The results of this study illustrate that visual experience is not necessary for the development and function of the mirror system. Congenitally blind subjects showed mirror network activation in response to action sounds in the same brain areas that were active in response to both visual and auditory stimuli in sighted individuals. The authors conclude that the human mirror system can develop without visual input and is able to process information about actions that comes from other sensory modalities, as well.

In essence, when blind people hear the actions of others, they use the same network of cortical brain areas that sighted people use when they observe such actions. This fits into what we already know about how some regions of the brain are recruited for different uses by blind people. For example, congenitally blind individuals rely on areas in the visual cortex to acquire information about an object’s shape and movement through other senses like touch and hearing. As Ricciardi, Pietrini and colleagues point out, the recruitment of visual brain areas for nonvisual recognition in congenitally blind individuals indicates that neither visual experience nor visual imagery is required to form an abstract representation of objects.
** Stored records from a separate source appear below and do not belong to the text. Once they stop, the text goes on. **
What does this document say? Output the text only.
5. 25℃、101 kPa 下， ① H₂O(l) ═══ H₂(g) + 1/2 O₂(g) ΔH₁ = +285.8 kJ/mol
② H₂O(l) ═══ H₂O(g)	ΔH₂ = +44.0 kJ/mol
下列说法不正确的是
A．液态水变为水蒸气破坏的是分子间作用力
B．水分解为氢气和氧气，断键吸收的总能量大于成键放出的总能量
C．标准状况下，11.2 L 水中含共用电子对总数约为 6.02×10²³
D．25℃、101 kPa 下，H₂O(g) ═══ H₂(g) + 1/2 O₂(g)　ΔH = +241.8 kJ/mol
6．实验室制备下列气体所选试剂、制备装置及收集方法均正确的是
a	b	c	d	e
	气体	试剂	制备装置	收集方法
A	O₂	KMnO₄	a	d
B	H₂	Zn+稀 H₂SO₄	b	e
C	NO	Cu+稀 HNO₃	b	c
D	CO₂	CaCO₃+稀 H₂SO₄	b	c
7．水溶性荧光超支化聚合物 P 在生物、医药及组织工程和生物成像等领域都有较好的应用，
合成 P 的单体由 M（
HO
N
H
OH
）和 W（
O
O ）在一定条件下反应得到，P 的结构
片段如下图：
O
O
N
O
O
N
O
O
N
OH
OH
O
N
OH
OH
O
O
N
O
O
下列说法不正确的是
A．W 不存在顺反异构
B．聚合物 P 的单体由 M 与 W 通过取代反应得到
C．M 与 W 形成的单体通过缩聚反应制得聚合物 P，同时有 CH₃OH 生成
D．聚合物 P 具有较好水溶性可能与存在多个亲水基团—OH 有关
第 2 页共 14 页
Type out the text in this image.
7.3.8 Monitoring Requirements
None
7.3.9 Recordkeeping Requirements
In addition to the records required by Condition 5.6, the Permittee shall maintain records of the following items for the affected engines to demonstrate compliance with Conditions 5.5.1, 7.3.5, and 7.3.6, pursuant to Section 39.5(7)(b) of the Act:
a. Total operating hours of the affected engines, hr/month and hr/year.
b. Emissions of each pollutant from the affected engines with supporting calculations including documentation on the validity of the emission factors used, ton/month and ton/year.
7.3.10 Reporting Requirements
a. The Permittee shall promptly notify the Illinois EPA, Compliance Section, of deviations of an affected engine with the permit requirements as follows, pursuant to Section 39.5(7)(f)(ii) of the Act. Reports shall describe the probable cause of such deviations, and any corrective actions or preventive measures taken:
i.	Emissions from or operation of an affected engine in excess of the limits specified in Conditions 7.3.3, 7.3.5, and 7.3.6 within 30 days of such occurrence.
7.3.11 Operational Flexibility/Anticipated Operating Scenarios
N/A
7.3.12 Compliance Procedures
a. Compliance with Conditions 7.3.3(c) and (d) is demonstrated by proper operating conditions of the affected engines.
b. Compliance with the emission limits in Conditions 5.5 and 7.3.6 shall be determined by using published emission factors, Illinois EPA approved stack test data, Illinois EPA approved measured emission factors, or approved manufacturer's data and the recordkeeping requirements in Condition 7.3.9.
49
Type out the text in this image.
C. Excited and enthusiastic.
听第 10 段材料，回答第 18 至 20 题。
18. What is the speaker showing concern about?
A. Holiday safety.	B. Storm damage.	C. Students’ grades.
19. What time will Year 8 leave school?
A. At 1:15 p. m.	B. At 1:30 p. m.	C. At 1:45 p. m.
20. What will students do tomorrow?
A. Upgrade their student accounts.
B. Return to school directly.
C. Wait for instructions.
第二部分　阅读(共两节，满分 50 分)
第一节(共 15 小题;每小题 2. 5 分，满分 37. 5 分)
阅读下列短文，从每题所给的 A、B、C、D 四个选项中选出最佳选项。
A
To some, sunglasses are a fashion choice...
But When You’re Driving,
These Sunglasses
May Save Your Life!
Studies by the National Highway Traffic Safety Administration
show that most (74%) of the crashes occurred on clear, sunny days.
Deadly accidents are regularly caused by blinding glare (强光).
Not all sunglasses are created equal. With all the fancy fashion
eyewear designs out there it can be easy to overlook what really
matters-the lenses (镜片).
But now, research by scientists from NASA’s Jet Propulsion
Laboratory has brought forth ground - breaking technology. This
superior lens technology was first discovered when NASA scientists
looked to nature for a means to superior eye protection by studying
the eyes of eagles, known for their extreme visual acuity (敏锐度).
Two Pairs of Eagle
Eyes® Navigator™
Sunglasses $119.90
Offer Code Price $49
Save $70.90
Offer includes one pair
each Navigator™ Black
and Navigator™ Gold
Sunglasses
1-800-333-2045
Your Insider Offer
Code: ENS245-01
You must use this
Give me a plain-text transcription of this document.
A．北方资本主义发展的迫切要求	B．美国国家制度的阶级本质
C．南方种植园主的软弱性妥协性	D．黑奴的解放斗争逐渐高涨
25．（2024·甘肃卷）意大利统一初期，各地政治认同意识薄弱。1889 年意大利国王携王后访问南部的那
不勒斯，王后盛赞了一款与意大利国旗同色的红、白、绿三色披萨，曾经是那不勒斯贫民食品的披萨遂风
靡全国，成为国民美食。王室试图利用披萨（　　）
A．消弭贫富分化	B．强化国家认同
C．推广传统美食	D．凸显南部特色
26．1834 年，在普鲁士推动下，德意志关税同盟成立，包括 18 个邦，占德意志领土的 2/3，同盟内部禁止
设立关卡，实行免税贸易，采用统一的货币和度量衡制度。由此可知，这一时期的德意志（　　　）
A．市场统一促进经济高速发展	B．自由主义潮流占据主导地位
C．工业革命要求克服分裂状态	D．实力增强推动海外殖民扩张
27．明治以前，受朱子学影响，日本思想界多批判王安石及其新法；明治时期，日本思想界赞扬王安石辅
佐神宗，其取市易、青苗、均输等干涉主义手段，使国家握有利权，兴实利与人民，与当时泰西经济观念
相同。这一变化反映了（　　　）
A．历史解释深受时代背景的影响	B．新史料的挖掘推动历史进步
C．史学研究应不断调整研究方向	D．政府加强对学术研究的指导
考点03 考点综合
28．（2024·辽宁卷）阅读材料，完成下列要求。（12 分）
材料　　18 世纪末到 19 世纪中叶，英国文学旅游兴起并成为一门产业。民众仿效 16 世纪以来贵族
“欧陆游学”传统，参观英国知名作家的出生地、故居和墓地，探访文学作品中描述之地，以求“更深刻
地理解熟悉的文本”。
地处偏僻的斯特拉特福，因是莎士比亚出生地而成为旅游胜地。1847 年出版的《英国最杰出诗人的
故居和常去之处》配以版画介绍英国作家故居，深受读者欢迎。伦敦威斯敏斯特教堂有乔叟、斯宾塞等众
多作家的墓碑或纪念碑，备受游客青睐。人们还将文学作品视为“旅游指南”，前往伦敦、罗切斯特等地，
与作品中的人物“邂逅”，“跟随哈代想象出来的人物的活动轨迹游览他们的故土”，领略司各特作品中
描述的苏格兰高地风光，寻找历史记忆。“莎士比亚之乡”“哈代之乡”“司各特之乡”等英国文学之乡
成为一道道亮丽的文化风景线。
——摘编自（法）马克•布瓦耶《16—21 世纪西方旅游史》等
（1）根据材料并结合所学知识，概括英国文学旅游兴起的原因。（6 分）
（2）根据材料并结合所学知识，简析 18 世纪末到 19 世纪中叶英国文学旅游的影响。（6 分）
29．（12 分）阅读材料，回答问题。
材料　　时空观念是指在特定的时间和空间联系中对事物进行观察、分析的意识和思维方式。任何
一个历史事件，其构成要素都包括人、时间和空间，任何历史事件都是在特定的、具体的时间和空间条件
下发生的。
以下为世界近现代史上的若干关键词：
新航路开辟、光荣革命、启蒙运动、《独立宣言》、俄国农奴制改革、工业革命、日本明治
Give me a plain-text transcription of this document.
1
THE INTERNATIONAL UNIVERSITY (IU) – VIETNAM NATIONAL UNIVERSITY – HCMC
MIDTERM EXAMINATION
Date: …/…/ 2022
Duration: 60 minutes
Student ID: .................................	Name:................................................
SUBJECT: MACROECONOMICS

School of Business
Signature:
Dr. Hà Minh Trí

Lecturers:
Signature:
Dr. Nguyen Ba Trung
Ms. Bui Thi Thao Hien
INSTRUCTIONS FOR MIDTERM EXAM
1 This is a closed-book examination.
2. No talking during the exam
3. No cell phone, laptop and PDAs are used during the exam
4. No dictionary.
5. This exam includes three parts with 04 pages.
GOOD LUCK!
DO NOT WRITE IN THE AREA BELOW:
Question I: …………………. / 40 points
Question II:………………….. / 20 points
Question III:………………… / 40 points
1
The activation of a mirror system by aural stimuli in congenitally blind subjects supports and extends such findings by demonstrating that neither visual experience nor visually-based imagery is necessary to form a representation of the actions of others. Since individuals with no visual experience still learn from and imitate others, studies such as this help explain how they can use their other sensory modalities to interact with the world. The human mirror system functions effectively in people blind from birth, indicating that it is capable of interpreting nonvisual sensory information to acquire knowledge about others.